Pressure-induced cation migration and volume expansion in the defect pyrochlores ANbWO6 (A = NH4+, Rb+, H+, K+)

J Am Chem Soc. 2003 Apr 16;125(15):4572-9. doi: 10.1021/ja0292187.

Abstract

The structural and compositional evolution of four members of the ANbWO(6) (A = NH4+, Rb+, H+, K+) defect pyrochlore family have been studied as a function of pressure up to 7 GPa, using a diamond anvil cell and monochromatic synchrotron X-ray powder diffraction.

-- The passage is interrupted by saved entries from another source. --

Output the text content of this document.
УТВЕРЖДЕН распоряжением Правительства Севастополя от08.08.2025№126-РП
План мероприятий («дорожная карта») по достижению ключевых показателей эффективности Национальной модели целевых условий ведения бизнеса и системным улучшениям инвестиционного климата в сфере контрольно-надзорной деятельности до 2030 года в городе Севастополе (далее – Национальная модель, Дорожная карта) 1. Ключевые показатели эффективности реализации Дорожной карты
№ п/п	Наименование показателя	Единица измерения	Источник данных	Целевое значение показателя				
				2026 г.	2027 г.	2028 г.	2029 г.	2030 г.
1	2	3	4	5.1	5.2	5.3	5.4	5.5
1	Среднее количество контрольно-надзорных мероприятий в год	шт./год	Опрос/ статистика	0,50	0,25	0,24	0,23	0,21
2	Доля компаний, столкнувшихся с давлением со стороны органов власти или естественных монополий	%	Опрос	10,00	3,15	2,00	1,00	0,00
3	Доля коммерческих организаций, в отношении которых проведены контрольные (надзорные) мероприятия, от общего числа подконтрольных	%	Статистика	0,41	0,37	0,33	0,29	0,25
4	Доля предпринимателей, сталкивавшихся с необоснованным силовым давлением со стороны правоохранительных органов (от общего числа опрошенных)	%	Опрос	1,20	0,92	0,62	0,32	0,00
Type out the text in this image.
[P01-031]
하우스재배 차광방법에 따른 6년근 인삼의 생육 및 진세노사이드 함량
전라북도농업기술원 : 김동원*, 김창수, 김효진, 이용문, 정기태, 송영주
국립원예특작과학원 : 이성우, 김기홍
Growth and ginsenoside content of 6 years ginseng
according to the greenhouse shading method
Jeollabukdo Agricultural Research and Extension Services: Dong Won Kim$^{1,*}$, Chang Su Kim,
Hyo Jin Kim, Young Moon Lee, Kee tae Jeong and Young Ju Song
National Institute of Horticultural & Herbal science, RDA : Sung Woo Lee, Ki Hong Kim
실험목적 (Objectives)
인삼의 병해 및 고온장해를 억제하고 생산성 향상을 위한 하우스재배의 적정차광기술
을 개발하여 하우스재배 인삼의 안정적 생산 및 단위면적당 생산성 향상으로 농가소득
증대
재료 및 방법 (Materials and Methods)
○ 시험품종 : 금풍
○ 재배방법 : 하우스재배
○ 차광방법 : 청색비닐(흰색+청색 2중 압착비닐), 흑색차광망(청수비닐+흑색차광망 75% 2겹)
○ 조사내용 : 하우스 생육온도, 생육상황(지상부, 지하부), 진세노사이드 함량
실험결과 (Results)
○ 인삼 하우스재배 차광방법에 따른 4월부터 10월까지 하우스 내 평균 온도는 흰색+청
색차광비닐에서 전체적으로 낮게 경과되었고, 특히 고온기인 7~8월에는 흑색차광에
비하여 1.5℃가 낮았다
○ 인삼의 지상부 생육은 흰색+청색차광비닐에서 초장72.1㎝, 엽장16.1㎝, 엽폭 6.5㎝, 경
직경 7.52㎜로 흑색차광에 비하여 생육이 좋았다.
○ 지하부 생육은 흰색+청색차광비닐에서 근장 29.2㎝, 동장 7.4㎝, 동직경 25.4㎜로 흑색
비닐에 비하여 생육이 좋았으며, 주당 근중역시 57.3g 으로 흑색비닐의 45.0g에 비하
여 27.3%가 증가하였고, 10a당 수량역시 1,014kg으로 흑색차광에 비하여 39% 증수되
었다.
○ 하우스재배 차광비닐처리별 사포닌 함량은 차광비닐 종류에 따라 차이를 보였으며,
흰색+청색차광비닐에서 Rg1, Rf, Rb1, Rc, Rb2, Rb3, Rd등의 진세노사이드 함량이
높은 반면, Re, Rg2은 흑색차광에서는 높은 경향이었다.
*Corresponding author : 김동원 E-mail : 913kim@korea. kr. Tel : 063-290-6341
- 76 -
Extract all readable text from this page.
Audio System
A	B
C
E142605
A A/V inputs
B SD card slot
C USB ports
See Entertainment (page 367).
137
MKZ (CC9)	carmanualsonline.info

In response to increasing hydrostatic pressure, NH(4)NbWO(6) and RbNbWO(6) both initially contract but then undergo a fairly abrupt increase in their unit cell volumes above a characteristic threshold pressure. NH(4)NbWO(6) exhibits a 5.8% increase in the cubic unit cell edge once the pressure exceeds approximately 3.4 GPa, while the RbNbWO(6) unit cell expansion is larger ( approximately 7.5%) but less abrupt, beginning near 3.0 GPa. Rietveld refinements reveal that the reversible expansion is driven by insertion of water into the structural channels that interpenetrate the NbWO(6)(-) octahedral corner sharing framework. The insertion of extra water is accompanied by displacement of the NH(4)(+) or Rb(+) ions to a smaller site in the channel structure, which triggers the pressure-induced expansion of the pyrochlore framework. This mechanism explains the counterintuitive expansion of the pyrochlore framework in response to application of external pressure. It should be noted that the expansion exhibited by the pyrochlore framework must coincide with a decrease in the volume of the hydrostatic fluid so that the net volume of the system decreases with increasing pressure. Similar behavior is not observed for KNbWO(6).H(2)O or HNbWO(6).H(2)O, both of which contract in response to increasing pressure. For these smaller monovalent cations, pressure-induced volume expansion does not occur because the hydrated state and subsequent cation shift are already stable at ambient conditions.